Plaintiff's arguments with respect to FTC's misleading public filings and its counsel's muddled representations, while abundantly understandable, do not provide evidence to establish that FTC's nerve center is actually located in Tennessee, which is the Court's sole concern in this matter. Andrews v. TD Ameritrade, Inc., 596 F. App'x 366, 372 (6th Cir. 2014). Plaintiff posits a novel approach that asks the Court to employ jurisdiction as a weapon to punish Defendant for its regulatory dereliction. To do so would be judicial overreach, however, as the site of a corporation's principal place of business "is purely a question of fact," Overton v. Rainbo Baking Co. of Johnson City, 239 F.Supp. 800, 801 (E.D. Tenn. 1964), which cannot be founded on statements made in corporate filings that "run contrary to the empirical facts with which the jurisdictional inquiry is concerned." Mennen Co. v.

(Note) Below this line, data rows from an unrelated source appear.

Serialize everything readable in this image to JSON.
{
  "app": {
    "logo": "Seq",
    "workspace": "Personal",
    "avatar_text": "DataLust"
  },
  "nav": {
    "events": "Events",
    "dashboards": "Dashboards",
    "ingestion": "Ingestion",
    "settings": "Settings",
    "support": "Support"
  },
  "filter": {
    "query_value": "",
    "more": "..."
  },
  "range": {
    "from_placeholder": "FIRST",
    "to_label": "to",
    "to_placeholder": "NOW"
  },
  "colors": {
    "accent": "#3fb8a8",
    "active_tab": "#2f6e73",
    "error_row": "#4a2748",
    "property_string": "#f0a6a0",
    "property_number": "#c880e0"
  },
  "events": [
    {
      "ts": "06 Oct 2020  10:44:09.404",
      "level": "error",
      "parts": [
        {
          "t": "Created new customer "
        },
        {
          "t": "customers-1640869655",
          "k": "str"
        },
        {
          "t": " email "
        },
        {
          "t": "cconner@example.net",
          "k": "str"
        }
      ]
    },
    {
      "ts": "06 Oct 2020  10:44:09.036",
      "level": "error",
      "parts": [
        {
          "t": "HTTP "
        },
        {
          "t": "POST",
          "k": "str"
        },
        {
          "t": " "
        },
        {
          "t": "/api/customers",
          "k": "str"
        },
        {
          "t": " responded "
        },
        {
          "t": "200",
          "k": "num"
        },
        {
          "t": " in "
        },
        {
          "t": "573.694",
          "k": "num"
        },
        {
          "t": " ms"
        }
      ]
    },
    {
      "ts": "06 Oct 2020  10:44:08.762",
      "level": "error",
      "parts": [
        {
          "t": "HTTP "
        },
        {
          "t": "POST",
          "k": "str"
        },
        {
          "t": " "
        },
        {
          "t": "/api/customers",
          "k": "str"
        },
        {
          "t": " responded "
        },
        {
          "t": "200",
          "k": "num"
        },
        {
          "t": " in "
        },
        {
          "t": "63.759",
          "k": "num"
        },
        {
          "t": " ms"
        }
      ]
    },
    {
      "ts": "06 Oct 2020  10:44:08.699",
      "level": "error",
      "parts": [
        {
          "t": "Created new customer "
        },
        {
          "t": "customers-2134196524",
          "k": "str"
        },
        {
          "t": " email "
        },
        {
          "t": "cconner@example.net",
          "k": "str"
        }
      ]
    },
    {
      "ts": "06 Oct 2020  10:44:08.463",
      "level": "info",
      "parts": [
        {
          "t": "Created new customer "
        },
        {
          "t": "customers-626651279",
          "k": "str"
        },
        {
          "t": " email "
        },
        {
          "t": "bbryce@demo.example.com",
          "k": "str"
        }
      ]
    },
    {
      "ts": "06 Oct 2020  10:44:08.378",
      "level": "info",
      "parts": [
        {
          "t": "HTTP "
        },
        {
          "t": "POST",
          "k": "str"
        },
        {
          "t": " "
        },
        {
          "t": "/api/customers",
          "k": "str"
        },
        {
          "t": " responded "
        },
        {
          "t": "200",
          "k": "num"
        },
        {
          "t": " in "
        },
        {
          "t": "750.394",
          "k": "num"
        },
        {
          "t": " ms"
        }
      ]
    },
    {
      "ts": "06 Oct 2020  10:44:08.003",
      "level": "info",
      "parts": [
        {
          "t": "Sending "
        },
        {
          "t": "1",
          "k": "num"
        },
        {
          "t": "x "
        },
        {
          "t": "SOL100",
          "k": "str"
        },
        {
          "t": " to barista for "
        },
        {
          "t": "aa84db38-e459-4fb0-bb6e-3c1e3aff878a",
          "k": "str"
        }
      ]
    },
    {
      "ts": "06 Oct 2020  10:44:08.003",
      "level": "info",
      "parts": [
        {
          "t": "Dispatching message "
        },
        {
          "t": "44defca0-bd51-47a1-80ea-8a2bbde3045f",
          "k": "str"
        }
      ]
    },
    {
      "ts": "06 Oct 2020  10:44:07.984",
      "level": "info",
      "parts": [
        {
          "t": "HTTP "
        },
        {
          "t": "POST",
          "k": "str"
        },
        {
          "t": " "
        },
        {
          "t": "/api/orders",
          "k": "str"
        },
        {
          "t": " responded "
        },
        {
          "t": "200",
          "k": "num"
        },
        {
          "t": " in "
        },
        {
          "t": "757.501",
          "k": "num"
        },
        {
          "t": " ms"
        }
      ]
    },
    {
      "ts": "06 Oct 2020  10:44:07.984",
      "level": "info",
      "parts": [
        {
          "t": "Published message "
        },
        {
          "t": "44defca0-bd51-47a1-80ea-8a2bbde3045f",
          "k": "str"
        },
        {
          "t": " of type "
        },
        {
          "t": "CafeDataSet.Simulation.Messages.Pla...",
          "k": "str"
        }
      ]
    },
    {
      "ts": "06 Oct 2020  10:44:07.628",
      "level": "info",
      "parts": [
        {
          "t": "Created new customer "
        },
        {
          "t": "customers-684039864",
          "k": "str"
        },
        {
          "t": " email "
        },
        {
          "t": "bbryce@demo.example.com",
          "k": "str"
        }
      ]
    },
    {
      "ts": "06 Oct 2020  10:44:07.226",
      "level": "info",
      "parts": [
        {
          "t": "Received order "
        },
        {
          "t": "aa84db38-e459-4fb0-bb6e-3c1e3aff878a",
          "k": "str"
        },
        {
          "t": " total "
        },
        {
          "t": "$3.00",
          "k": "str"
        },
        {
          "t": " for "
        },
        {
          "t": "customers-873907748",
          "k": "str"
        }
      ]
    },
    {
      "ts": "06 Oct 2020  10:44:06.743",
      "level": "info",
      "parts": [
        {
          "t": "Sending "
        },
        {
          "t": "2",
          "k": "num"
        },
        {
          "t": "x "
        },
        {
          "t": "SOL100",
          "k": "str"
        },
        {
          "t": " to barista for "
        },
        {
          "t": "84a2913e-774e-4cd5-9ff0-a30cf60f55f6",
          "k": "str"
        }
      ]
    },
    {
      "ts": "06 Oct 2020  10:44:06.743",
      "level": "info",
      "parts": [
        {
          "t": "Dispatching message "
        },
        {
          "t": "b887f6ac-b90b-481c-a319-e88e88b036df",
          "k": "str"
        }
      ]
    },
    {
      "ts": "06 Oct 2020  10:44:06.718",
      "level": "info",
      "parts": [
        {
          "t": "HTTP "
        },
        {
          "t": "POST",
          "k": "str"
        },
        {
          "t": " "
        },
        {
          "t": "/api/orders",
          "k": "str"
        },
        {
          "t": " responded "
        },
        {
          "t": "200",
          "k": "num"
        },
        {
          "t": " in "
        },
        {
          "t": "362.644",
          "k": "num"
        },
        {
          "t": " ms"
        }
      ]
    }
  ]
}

Atlantic Mut. Ins. Co., 147 F.3d 287, 293-94 (3d Cir. 1998). Indeed, a host of courts have held that statements made in corporate forms are not dispositive of jurisdiction.See Bauer Found. Corp. v. IMI Tennessee, Inc., No. 3:19-cv-0849, 2019 WL 6273253, at *4 (M.D. Tenn. Nov. 25, 2019) (collecting cases).
Despite FTC publicly presenting itself as a Tennessee corporation, there is no indication that the company's activities were occurring anywhere other than within the state of Alabama at the time the complaint was filed, which means that FTC's nerve center was located in Alabama. Cf. Hertz, 559 U.S. at 96 (2010) ("For example, if the bulk of a company's business activities visible to the public take place in New Jersey, while its top officers direct those activities just across the river in New York, the `principal place of business' is New York."). Put another way, FTC was being "ultimately controlled" from one or two locations in Alabama, which is the relevant metric for a nerve center determination. Harrison v. Granite Bay Care, Inc., 811 F.3d 36, 41 (1st Cir. 2016). The Court therefore finds that FTC's principal place of business was, at the time of the filing of the complaint, in the state of Alabama. As a result, the Court concludes that FTC is a citizen of Alabama and thus complete diversity does not exist in the current matter. Because the Court lacks subject matter jurisdiction, this matter should be dismissed.
Based on the foregoing, it is respectfully recommended that Plaintiff's motion (DE 43) be DENIED, Defendant's motion (DE 46) be GRANTED, and that this matter be DISMISSED WITHOUT PREJUDICE.
ANY OBJECTIONS to this Report and Recommendation must be filed with the Clerk of Court within fourteen (14) days of service of this Report and Recommendation and must state with particularity the specific portions of this Report and Recommendation to which objection is made. Fed. R. Civ. P. 72(b)(2); Local Rule 72.02(a). Failure to file specific written objections within the specified time can be deemed to be a waiver of the right to appeal the District Court's order. See Thomas v. Arn, 474 U.S. 140 (1985); Cowherd v. Milton, 380 F.3d 909, 912 (6th Cir. 2004) (en banc).